Crafting moody and introspective lo-fi pop tunes that are melodic but structurally ambitious at once, Car Seat Headrest is the moniker used by musician and songwriter Will Toledo. Toledo grew up in Leesburg, Virginia, where he learned about music theory while playing in the student symphonic band in junior high and high school. Toledo majored in English in college, but he was fascinated with music, embracing an eclectic variety of artists from Radiohead, Modest Mouse, and R.E.M. to Animal Collective and Swans, and he began writing songs on his computer, using its built-in microphone and the recording software that was bundled with the machine. While Toledo's recording setup became more advanced with time, he continued to prefer simpler solutions to recording problems, and his project became known as Car Seat Headrest when Toledo discovered he was more comfortable recording vocals in his car than in his home. While Toledo began playing live shows with a rotating team of musicians (when a reporter asked Toledo about being a fixture on the local scene, he replied, "All that amounts to is being able to play at the local pizza place"), the vast majority of his recordings were cut at home with Toledo handling all the vocals and instruments.
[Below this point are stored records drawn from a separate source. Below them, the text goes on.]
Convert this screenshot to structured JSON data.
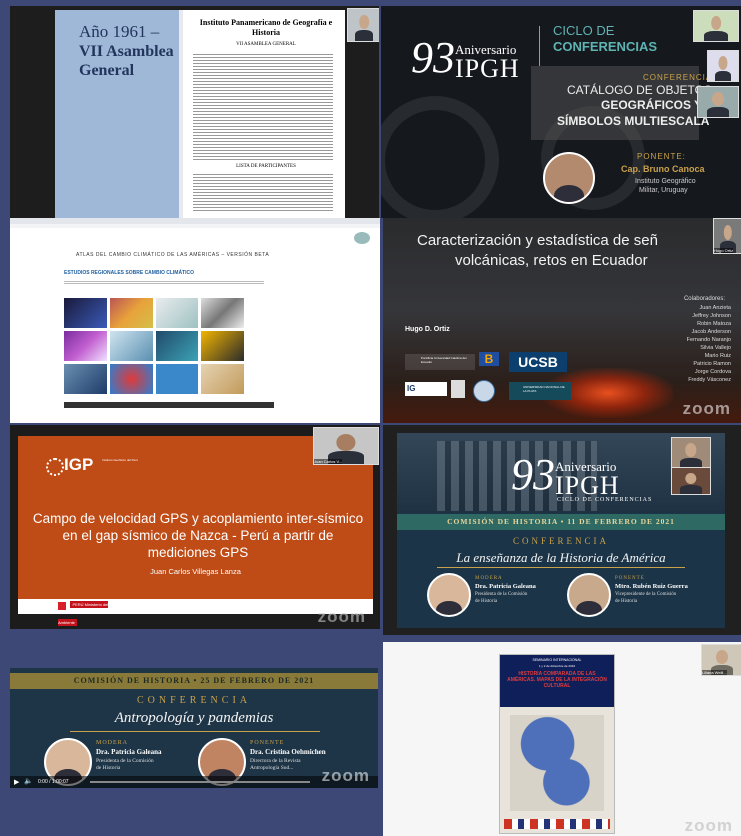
{
  "t1": {
    "slide_year": "Año 1961 –",
    "slide_title": "VII Asamblea General",
    "doc_title": "Instituto Panamericano de Geografía e Historia",
    "doc_subtitle": "VII ASAMBLEA GENERAL",
    "doc_section": "LISTA DE PARTICIPANTES"
  },
  "t2": {
    "num": "93",
    "aniversario": "Aniversario",
    "ipgh": "IPGH",
    "ciclo": "CICLO DE",
    "conferencias": "CONFERENCIAS",
    "conferencia": "CONFERENCIA",
    "catalogo": "CATÁLOGO DE OBJETOS",
    "geo": "GEOGRÁFICOS Y",
    "simbolos": "SÍMBOLOS MULTIESCALA",
    "ponente_label": "PONENTE:",
    "ponente": "Cap. Bruno Canoca",
    "inst1": "Instituto Geográfico",
    "inst2": "Militar, Uruguay"
  },
  "t3": {
    "atlas_title": "ATLAS DEL CAMBIO CLIMÁTICO DE LAS AMÉRICAS – VERSIÓN BETA",
    "estudios": "ESTUDIOS REGIONALES SOBRE CAMBIO CLIMÁTICO"
  },
  "t4": {
    "title1": "Caracterización y estadística de señ",
    "title2": "volcánicas, retos en Ecuador",
    "author": "Hugo D. Ortiz",
    "collab_label": "Colaboradores:",
    "collaborators": [
      "Juan Anzieta",
      "Jeffrey Johnson",
      "Robin Matoza",
      "Jacob Anderson",
      "Fernando Naranjo",
      "Silvia Vallejo",
      "Mario Ruiz",
      "Patricio Ramon",
      "Jorge Cordova",
      "Freddy Vásconez"
    ],
    "ucsb": "UCSB",
    "pucsb": "Pontificia Universidad Católica del Ecuador",
    "unlp": "UNIVERSIDAD NACIONAL DE LA PLATA",
    "participant": "Hugo Ortiz",
    "zoom": "zoom"
  },
  "t5": {
    "logo": "IGP",
    "logo_sub": "Instituto Geofísico del Perú",
    "title": "Campo de velocidad GPS y acoplamiento inter-sísmico en el gap sísmico de Nazca - Perú a partir de mediciones GPS",
    "author": "Juan Carlos Villegas Lanza",
    "participant": "Juan Carlos V...",
    "footer_org": "PERÚ Ministerio del Ambiente",
    "zoom": "zoom"
  },
  "t6": {
    "num": "93",
    "aniversario": "Aniversario",
    "ipgh": "IPGH",
    "ciclo": "CICLO DE CONFERENCIAS",
    "bar": "COMISIÓN DE HISTORIA • 11 DE FEBRERO DE 2021",
    "conferencia": "CONFERENCIA",
    "topic": "La enseñanza de la Historia de América",
    "modera_label": "MODERA",
    "modera_name": "Dra. Patricia Galeana",
    "modera_role1": "Presidenta de la Comisión",
    "modera_role2": "de Historia",
    "ponente_label": "PONENTE",
    "ponente_name": "Mtro. Rubén Ruiz Guerra",
    "ponente_role1": "Vicepresidente de la Comisión",
    "ponente_role2": "de Historia"
  },
  "t7": {
    "bar": "COMISIÓN DE HISTORIA • 25 DE FEBRERO DE 2021",
    "conferencia": "CONFERENCIA",
    "topic": "Antropología y pandemias",
    "modera_label": "MODERA",
    "modera_name": "Dra. Patricia Galeana",
    "modera_role1": "Presidenta de la Comisión",
    "modera_role2": "de Historia",
    "ponente_label": "PONENTE",
    "ponente_name": "Dra. Cristina Oehmichen",
    "ponente_role1": "Directora de la Revista",
    "ponente_role2": "Antropología Sud...",
    "time": "0:00 / 1:00:07",
    "zoom": "zoom"
  },
  "t8": {
    "seminar": "SEMINARIO INTERNACIONAL",
    "dates": "1 y 2 de diciembre de 2016",
    "book_title": "HISTORIA COMPARADA DE LAS AMÉRICAS. MAPAS DE LA INTEGRACIÓN CULTURAL",
    "participant": "Liliana Weill...",
    "zoom": "zoom"
  }
}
In May 2010, Toledo issued his first Car Seat Headrest album, titled 1, with 2, 3, and 4 all appearing within the next three months; while Toledo would continue to make the first four albums available through his online store, he sheepishly included a warning to potential customers that they were "not very good." December 2010 brought Little Pieces of Paper with "No" Written on Them, which Toledo described as "B-sides and rarities and generally just awful shit," but with March 2011's My Back Is Killing Me Baby, Toledo finally made an album he felt didn't require a warning about its inferior quality, and Car Seat Headrest began winning the attention of critics and lo-fi fans around the world with Twin Fantasy, released in November 2011. The year 2012 brought two more albums, Monomania and Starving While Living, and in August 2013 Toledo released Nervous Young Man. Deciding he needed to break away from the places where he grew up and studied, Toledo left Virginia and moved to Seattle, Washington, where he assembled a new lineup of Car Seat Headrest and continued to busy himself with home recording. October 2014 brought another particularly personal work, How to Leave Town, which earned enthusiastic reviews on the music blogosphere, and led to Toledo signing a deal with Matador Records, who released Teens of Style, featuring new versions of several of Car Seat Headrest's older tunes, in October 2015.
In May 2016, Toledo released an album of new Car Seat Headrest material, Teens of Denial. The album, which melded lo-fi noisemaking with a clean and ambitious production, made music news headlines shortly before its release. One of the album's tracks, "Just What I Needed/Not What I Needed," interpolated a few bars of the Cars' classic "Just What I Needed." At the last minute, Cars frontman and songwriter Ric Ocasek declined permission for Car Seat Headrest to use the excerpt from his song. The initial run of Teens of Denial on vinyl and CD had to be destroyed, but the digital version of the album was released as scheduled, with the problematic track replaced with a reworked version, "Not What I Needed."